Lexical Analysis of a Scripting Language

Question

What should my lexical analyzer do and not do?

It should:

recognize tokens
ignore ignorable whitespace and comments (if there are such things)
optionally, keep track of source location in order to produce meaningful error messages.

It should not attempt to parse the input, although that will be very tempting with such a simple language.

From what I can see, you have the following tokens:

punctuation: /, ., linear-white-space, new-line
numbers
unquoted strings (often called "atoms" or "ids")
quoted strings (possibly the same token type as unquoted strings)

I'm not sure what the syntax for -options is, but that might include more possibilities.

Choosing to return linear-white-space (that is, a sequence consisting only of tabs and spaces) as a token is somewhat questionable; it complicates the grammar considerably, particularly since there are probably places where white-space is ignorable, such as the beginning and end of a line. But I have the intuition that you do not want to allow whitespace inside of a path and that you plan to require it between the command name and its arguments. That is, you want to prohibit:

/left /right[3] .whimper "hello, world"
/left/right[3].whimper"hello, world"

But maybe I'm wrong. Maybe you're happy to accept both. That would be simpler, because if you accept both, then you can just ignore linear-whitespace altogether.

By the way, experience has shown that using new-line to separate commands can be awkward; sooner or later you will need to break a command into two lines in order to avoid having to buy an extra monitor to see the entire line. The convention (used by bash and the C preprocessor, amongst others) of putting a \ as the last character on a line to be continued is possible, but can lead to annoying bugs (like having an invisible space following the \ and thus preventing it from really continuing the line).

From here down is 100% personal opinion, offered for free. So take it for what its worth.

I am trying to make it technically appropriate piece of work. It's not commercial so I have time thus I can learn lexical analysis and parsing better. I don't want to use a parser library.

There is a contradiction here, in my opinion. Or perhaps two contradictions.

A technically appropriate piece of work would use standard tools; at least a lexical generator and probably a parser generator. It would do that because, properly used, the lexical and grammatical descriptions provided to the tools document precisely the actual language, and the tools guarantee that the desired language is what is actually recognized. Writing ad hoc code, even simple lexical recognizers and recursive descent parsers, for all that it can be elegant, is less self-documenting, less maintainable, and provides fewer guarantees of correctness. Consequently, best practice is "use standard tools".

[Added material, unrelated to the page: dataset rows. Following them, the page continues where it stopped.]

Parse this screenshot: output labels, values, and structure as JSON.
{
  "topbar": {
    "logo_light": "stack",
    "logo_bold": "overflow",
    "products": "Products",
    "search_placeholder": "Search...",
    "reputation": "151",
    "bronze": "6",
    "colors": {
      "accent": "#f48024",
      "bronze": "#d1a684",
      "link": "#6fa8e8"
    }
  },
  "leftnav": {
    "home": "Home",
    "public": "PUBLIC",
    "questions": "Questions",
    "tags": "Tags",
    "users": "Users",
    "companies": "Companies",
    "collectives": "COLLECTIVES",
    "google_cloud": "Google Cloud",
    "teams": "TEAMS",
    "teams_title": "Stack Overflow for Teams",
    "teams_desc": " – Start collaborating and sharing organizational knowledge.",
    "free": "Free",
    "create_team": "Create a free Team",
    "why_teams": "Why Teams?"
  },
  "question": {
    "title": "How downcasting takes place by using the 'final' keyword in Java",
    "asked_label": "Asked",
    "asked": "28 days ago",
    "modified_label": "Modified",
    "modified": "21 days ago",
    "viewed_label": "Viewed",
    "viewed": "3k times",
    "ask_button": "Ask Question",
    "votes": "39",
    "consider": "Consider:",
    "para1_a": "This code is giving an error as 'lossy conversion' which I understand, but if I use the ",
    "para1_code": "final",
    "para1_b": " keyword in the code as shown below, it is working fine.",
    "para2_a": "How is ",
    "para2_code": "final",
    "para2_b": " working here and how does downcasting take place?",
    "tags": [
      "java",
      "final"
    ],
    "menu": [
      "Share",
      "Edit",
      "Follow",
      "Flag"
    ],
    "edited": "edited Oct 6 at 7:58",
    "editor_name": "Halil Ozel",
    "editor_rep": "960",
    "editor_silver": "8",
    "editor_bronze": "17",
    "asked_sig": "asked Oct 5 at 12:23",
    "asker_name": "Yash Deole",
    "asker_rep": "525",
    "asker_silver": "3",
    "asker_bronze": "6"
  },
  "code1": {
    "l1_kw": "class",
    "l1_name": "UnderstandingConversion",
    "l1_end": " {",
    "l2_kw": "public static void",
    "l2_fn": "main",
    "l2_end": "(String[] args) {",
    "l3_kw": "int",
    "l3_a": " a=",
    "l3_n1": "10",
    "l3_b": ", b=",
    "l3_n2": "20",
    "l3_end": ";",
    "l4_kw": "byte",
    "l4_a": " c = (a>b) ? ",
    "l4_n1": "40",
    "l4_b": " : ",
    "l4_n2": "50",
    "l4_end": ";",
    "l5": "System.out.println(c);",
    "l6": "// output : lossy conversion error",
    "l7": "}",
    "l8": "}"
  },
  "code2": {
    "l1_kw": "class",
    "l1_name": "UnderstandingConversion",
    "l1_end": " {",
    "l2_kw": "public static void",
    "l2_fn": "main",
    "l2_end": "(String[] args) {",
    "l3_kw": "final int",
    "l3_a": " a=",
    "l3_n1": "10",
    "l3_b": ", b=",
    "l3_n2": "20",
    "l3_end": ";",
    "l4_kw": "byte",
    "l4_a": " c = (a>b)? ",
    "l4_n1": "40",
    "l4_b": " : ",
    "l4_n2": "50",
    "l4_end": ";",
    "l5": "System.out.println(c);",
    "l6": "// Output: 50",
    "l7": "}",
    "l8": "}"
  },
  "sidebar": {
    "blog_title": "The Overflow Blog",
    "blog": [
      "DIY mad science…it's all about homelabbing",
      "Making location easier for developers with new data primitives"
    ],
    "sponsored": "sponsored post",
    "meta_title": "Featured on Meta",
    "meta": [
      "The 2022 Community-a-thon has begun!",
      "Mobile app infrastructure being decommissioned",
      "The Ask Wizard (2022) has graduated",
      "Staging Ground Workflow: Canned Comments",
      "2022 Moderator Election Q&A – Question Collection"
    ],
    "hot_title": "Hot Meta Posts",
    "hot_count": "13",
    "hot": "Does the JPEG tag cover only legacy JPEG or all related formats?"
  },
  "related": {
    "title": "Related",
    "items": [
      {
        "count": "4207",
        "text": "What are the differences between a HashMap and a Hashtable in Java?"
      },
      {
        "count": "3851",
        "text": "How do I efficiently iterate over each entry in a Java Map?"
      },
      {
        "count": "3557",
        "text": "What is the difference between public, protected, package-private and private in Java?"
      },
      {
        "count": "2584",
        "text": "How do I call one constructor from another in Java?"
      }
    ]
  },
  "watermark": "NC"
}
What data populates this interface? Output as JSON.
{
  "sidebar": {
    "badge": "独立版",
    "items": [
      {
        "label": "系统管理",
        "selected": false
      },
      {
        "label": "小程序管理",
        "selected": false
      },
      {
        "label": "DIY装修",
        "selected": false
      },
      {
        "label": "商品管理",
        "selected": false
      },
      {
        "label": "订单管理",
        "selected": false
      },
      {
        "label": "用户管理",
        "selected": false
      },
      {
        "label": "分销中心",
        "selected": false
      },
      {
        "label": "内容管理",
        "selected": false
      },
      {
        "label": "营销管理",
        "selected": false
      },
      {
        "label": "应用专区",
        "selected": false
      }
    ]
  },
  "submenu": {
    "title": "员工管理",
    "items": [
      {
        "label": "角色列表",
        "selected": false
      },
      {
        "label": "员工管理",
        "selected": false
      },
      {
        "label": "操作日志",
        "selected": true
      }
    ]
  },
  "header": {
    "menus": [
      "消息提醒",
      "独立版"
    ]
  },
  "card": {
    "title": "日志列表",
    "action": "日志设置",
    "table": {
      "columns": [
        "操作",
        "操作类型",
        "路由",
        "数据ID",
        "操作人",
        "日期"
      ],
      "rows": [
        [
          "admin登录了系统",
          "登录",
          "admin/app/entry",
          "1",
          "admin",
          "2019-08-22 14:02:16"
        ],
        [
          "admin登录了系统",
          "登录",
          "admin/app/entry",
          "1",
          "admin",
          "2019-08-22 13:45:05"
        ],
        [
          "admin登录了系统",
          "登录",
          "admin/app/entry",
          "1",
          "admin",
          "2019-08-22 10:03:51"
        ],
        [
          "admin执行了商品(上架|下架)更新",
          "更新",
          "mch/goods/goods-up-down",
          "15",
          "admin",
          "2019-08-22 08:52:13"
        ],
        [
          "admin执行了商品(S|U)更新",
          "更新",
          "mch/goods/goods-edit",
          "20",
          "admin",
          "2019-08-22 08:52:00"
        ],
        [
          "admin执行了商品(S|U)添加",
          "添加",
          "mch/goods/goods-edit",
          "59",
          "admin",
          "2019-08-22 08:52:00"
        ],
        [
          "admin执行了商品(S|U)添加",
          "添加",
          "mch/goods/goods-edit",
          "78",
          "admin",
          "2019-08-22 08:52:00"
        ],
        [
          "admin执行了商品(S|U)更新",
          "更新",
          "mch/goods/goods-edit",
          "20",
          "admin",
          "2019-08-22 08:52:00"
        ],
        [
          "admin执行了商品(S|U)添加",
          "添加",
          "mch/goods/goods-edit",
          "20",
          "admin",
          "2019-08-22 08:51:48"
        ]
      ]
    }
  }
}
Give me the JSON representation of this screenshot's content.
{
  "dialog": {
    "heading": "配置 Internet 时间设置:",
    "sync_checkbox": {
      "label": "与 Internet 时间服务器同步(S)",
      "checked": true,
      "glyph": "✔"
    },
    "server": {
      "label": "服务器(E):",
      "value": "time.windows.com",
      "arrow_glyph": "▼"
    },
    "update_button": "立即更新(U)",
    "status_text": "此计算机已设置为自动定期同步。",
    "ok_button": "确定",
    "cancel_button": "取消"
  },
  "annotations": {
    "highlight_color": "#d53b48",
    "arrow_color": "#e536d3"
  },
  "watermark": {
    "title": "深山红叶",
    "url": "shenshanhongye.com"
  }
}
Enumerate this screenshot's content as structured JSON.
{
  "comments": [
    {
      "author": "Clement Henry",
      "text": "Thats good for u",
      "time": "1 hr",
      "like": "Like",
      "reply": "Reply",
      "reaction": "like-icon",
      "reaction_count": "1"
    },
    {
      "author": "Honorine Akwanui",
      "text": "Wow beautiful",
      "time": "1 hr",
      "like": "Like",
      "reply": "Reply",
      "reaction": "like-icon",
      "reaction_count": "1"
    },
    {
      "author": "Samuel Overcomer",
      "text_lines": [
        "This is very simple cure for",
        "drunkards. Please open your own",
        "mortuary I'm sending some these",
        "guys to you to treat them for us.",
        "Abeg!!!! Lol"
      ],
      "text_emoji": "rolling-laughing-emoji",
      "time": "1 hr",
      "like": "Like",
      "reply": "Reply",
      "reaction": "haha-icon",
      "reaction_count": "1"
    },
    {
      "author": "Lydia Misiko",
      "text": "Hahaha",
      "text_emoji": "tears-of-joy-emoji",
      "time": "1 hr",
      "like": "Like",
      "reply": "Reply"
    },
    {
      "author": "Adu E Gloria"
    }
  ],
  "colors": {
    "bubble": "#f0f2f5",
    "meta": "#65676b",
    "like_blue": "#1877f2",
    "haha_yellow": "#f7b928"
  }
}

Secondly, I disagree with your instructor (if I understand their proposal correctly, based on your comments) that writing ad hoc lexers and parsers aids in understanding lexical and parsing theory. In fact, it may be counterproductive. Bottom-up parsing, which is incredibly elegant both theoretically and practically, is almost impossible to write by hand and totally impossible to read. Consequently, many programmers prefer to use recursive-descent or Pratt parsers, because they understand the code. However, such parsers are not as powerful as a bottom-up parser (particularly GLR or Earley parsers, which are fully general), and their use leads to unnecessary grammatical compromises.

You don't need to write a regular expression library to understand regular expressions. The libraries abstract away the awkward implementation details (and there are lots of them, and they really are awkward) and let you concentrate on the essence of creating and using regular expressions.

In the same way, you do not need to write a compiler in order to understand how to program in C. After you have a good basis in C, you can improve your understanding (maybe) by understanding how it translates into machine code, but unless you plan a career in compiler writing, knowing the details of obscure optimization algorithms are not going to make you a better programmer. Or, at least, they're not first on your agenda.

Similarly, once you really understand regular expressions, you might find writing a library interesting. Or not -- you might find it incredibly frustrating and give up after a couple of months of hard work. Either way, you will appreciate existing libraries more. But learn to use the existing libraries first.

And the same with parser generators. If you want to learn how to translate an idea for a programming language into something precise and implementable, learn how to use a parser generator. Only after you have mastered the theory of parsing should you even think of focusing on low-level implementations.